Leveraging Label Information for Multimodal Emotion Recognition

Peiying Wang,Sunlu Zeng,Junqing Chen,Lu Fan,Meng Chen,Youzheng Wu,Xiaodong He
2023-09-05
Abstract:Multimodal emotion recognition (MER) aims to detect the emotional status of a given expression by combining the speech and text information. Intuitively, label information should be capable of helping the model locate the salient tokens/frames relevant to the specific emotion, which finally facilitates the MER task. Inspired by this, we propose a novel approach for MER by leveraging label information. Specifically, we first obtain the representative label embeddings for both text and speech modalities, then learn the label-enhanced text/speech representations for each utterance via label-token and label-frame interactions. Finally, we devise a novel label-guided attentive fusion module to fuse the label-aware text and speech representations for emotion classification. Extensive experiments were conducted on the public IEMOCAP dataset, and experimental results demonstrate that our proposed approach outperforms existing baselines and achieves new state-of-the-art performance.
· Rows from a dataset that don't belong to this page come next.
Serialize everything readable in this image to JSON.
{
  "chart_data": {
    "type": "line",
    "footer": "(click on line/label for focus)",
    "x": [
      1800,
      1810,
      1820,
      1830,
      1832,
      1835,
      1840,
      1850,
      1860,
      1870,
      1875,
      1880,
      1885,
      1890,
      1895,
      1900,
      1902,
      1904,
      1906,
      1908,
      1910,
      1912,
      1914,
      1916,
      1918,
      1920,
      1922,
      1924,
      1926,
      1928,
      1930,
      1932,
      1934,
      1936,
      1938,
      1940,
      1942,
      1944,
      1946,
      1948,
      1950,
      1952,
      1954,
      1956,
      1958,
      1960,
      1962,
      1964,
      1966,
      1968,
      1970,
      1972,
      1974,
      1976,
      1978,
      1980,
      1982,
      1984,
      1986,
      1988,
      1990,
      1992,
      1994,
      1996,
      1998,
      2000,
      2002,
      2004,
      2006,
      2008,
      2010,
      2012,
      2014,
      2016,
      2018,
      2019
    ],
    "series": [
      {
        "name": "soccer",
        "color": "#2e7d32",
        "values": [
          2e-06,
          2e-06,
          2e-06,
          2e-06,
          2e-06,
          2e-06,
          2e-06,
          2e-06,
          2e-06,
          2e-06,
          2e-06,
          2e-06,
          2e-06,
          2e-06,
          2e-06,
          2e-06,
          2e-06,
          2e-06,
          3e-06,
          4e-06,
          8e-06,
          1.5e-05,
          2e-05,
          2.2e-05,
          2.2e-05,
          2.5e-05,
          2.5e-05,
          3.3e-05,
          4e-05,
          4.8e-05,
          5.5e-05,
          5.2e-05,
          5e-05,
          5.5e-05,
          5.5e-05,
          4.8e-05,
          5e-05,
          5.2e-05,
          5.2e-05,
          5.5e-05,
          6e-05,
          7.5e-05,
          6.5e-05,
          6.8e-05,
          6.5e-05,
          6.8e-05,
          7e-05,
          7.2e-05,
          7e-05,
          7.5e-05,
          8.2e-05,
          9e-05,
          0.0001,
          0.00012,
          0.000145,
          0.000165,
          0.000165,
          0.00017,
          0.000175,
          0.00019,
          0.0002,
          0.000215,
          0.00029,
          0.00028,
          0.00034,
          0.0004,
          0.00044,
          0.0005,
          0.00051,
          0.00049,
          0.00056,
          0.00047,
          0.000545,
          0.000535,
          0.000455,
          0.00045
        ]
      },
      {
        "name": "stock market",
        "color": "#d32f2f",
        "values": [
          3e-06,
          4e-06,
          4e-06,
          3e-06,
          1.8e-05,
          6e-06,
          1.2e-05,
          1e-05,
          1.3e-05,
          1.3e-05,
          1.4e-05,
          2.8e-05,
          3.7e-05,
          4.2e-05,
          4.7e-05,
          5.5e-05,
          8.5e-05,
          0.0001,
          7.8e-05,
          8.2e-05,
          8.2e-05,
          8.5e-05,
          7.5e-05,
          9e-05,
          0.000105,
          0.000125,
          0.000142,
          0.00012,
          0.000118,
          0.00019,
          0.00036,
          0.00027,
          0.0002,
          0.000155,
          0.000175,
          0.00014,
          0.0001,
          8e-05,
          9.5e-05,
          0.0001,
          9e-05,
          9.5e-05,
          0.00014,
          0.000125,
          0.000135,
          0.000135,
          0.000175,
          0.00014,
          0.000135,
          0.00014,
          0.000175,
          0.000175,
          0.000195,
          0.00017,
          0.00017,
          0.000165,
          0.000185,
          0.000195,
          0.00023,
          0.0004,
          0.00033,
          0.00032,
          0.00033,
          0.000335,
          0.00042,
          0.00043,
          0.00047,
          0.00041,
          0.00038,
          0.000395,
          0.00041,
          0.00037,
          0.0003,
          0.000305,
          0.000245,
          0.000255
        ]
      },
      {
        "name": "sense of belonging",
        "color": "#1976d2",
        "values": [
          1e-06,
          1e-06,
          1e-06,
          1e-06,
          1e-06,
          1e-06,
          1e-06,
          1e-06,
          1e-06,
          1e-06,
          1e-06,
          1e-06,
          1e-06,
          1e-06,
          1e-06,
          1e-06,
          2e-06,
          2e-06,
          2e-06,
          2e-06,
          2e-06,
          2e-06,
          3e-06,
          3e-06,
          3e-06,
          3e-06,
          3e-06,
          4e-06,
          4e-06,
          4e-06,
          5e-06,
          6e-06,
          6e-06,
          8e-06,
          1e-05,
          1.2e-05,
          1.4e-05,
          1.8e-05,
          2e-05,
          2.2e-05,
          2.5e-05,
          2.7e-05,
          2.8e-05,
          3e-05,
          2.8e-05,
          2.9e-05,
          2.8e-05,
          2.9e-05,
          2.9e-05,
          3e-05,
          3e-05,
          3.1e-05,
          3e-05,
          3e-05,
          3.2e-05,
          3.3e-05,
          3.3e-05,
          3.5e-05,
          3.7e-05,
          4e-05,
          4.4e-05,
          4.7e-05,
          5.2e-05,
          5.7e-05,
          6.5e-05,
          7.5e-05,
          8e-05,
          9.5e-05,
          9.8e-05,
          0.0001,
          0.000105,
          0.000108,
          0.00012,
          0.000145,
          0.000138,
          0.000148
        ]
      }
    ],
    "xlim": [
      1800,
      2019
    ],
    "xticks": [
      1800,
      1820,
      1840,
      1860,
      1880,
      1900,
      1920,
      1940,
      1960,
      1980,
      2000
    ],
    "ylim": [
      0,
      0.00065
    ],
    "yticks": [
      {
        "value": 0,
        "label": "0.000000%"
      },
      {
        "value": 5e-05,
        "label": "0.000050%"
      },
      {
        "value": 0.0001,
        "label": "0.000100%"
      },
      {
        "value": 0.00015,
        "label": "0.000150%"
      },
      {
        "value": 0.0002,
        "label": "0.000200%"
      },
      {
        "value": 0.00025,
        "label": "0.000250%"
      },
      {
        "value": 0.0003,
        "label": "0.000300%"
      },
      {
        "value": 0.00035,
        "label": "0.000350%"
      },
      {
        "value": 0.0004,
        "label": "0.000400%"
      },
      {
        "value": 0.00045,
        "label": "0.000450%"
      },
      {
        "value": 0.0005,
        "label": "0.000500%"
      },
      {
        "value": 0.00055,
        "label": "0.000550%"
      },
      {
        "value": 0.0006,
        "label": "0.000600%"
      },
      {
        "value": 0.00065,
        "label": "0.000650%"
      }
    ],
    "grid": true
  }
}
Computation and Language,Artificial Intelligence,Machine Learning,Audio and Speech Processing
What problem does this paper attempt to address?
The paper attempts to address the problem of how to utilize label information to enhance the model's ability to recognize important text and speech segments related to specific emotions in the task of Multimodal Emotion Recognition (MER). Specifically, most existing methods only use labels as supervisory signals, ignoring the rich semantic information carried by the labels themselves. The authors believe that by leveraging this label information, the model can better understand the input expressions and more accurately locate salient words/frames related to specific emotions, thereby improving the effectiveness of emotion recognition. To achieve this goal, the paper proposes a new method that enhances text and speech representations by introducing label embedding, and further designs a label-guided attentive fusion module to fuse label-aware text and speech representations for final emotion classification. Experimental results show that this method achieves new state-of-the-art performance on the public IEMOCAP dataset.